Il faudra vraisemblablement se tourner vers la Loi de l’accès aux documents des organismes publics pour obtenir les détails de cette entente de départ et rien n’assure que le service juridique de la Ville acceptera de révéler l’entente.

Il y a plusieurs mois, Jean Tremblay avait déplacé des membres de son cabinet politique dans la fonction publique municipale. Il s’agissait d’un moyen de diminuer le budget de l’opposition officielle à l’hôtel de ville dont le calcul était établi à partir de celui du cabinet du maire pour ce qui est de la masse salariale.

Louis Coulombe

Des sources ont indiqué au Progrès qu’il y a en ce moment des tentatives pour «faire comprendre à l’avocat Louis Coulombe, un autre fidèle allié du maire Jean Tremblay, que sa présence n’est plus souhaitée à l’hôtel de ville».

La tâche sera ardue dans le dossier de l’avocat. Ce dernier a signé un contrat de sept ans à un salaire annuel d’environ 170 000 $. Une information émanant de la fonction publique municipale mentionne que ce contrat serait encore plus difficile à «résilier» que celui de l’ex-président et directeur général de Promotion Saguenay, Ghislain Harvey, qui a pourtant été qualifié par le spécialiste Daniel Gagnon de «contrat hors norme», et ce, en raison de la particularité des clauses qui ont été inscrites et approuvées par les membres du comité exécutif de l’organisme paramunicipal.

Louis Coulombe avait quitté l’étude Cain Lamarre pour se joindre à l’équipe du maire Jean Tremblay. Il occupe aujourd’hui un poste à la haute direction de la Ville tout en jouant le rôle de commissaire à l’éthique.

Danielle Godin

Un autre dossier à régler pour permettre à la mairesse Josée Néron de pouvoir compter sur une fonction publique apolitique est celui de la directrice de l’arrondissement de Jonquière, Danielle Godin. 

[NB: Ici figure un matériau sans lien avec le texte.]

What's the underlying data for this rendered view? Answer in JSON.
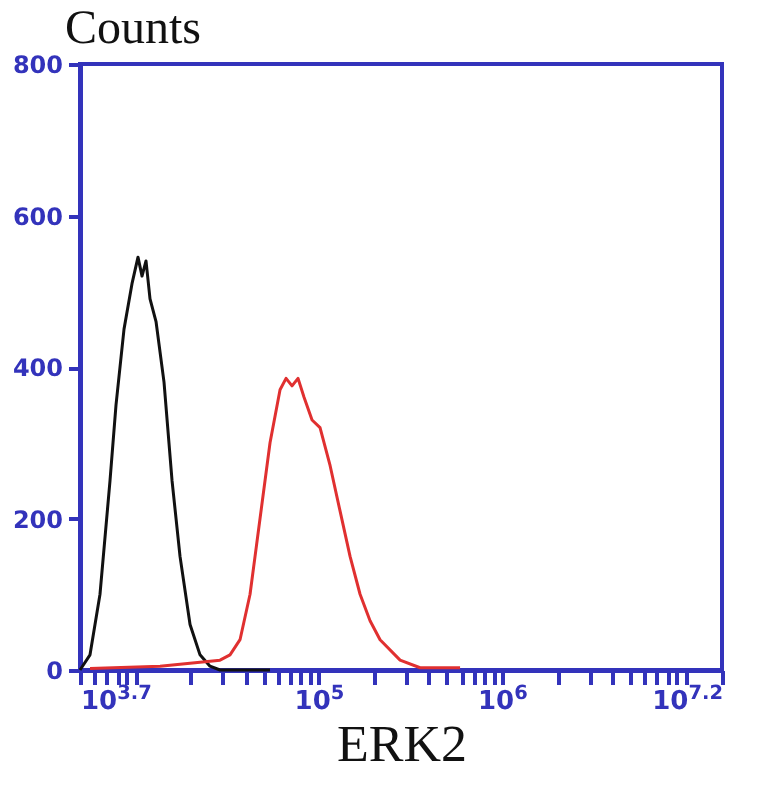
{
  "chart_data": {
    "type": "line",
    "ylabel": "Counts",
    "xlabel": "ERK2",
    "log": "x",
    "grid": false,
    "legend": false,
    "marker": "none",
    "line_style": "solid",
    "xlim": [
      5012,
      15848932
    ],
    "ylim": [
      0,
      800
    ],
    "yticks": [
      0,
      200,
      400,
      600,
      800
    ],
    "xticks": [
      {
        "value": 5012,
        "label": "10$^{3.7}$"
      },
      {
        "value": 6000,
        "label": null
      },
      {
        "value": 7000,
        "label": null
      },
      {
        "value": 8000,
        "label": null
      },
      {
        "value": 9000,
        "label": null
      },
      {
        "value": 10000,
        "label": null
      },
      {
        "value": 20000,
        "label": null
      },
      {
        "value": 30000,
        "label": null
      },
      {
        "value": 40000,
        "label": null
      },
      {
        "value": 50000,
        "label": null
      },
      {
        "value": 60000,
        "label": null
      },
      {
        "value": 70000,
        "label": null
      },
      {
        "value": 80000,
        "label": null
      },
      {
        "value": 90000,
        "label": null
      },
      {
        "value": 100000,
        "label": "10$^{5}$"
      },
      {
        "value": 200000,
        "label": null
      },
      {
        "value": 300000,
        "label": null
      },
      {
        "value": 400000,
        "label": null
      },
      {
        "value": 500000,
        "label": null
      },
      {
        "value": 600000,
        "label": null
      },
      {
        "value": 700000,
        "label": null
      },
      {
        "value": 800000,
        "label": null
      },
      {
        "value": 900000,
        "label": null
      },
      {
        "value": 1000000,
        "label": "10$^{6}$"
      },
      {
        "value": 2000000,
        "label": null
      },
      {
        "value": 3000000,
        "label": null
      },
      {
        "value": 4000000,
        "label": null
      },
      {
        "value": 5000000,
        "label": null
      },
      {
        "value": 6000000,
        "label": null
      },
      {
        "value": 7000000,
        "label": null
      },
      {
        "value": 8000000,
        "label": null
      },
      {
        "value": 9000000,
        "label": null
      },
      {
        "value": 10000000,
        "label": null
      },
      {
        "value": 15848932,
        "label": "10$^{7.2}$"
      }
    ],
    "series": [
      {
        "color": "#111111",
        "x": [
          5012,
          5683,
          6442,
          7305,
          7877,
          8709,
          9627,
          10380,
          10917,
          11478,
          12071,
          13015,
          14388,
          15914,
          17591,
          19948,
          22612,
          25630,
          29070,
          54450
        ],
        "values": [
          0,
          20,
          100,
          250,
          350,
          450,
          510,
          545,
          520,
          540,
          490,
          460,
          380,
          250,
          150,
          60,
          20,
          5,
          0,
          0
        ]
      },
      {
        "color": "#e03030",
        "x": [
          5683,
          13685,
          29070,
          32950,
          37360,
          42370,
          48030,
          54450,
          61740,
          66580,
          71770,
          77390,
          83450,
          92270,
          102000,
          115700,
          131100,
          148700,
          168600,
          191100,
          216700,
          278600,
          358100,
          591600
        ],
        "values": [
          2,
          5,
          13,
          20,
          40,
          100,
          200,
          300,
          370,
          385,
          375,
          385,
          360,
          330,
          320,
          270,
          210,
          150,
          100,
          65,
          40,
          13,
          3,
          3
        ]
      }
    ]
  }
}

Cette ex-attachée politique a également été promue dans la fonction publique régulière par une décision du maire Jean Tremblay.

Elle est la seule de sa garde rapprochée, incluant Michel Fortin, ayant eu droit à un emploi régulier de fonctionnaire-cadre. Dans son cas, il est impossible pour la nouvelle administration de racheter son contrat.

Les postes de directeur ou directrice d’arrondissement sont généralement occupés par des fonctionnaires de carrière détenant une formation universitaire de premier et deuxième cycle, dans certains cas en administration, génie ou une discipline connexe. Il arrive également que des techniciens (niveau collégial) ayant une longue expérience de la gestion des services municipaux accèdent à cette fonction. Danielle Godin a obtenu ce poste malgré le fait qu’elle ne possède aucune formation collégiale ou universitaire.

Lors de sa nomination, le président de l’arrondissement de l’époque, Bernard Noël, avait indiqué ne pas avoir pris connaissance du niveau de scolarité de l’ex-attachée politique.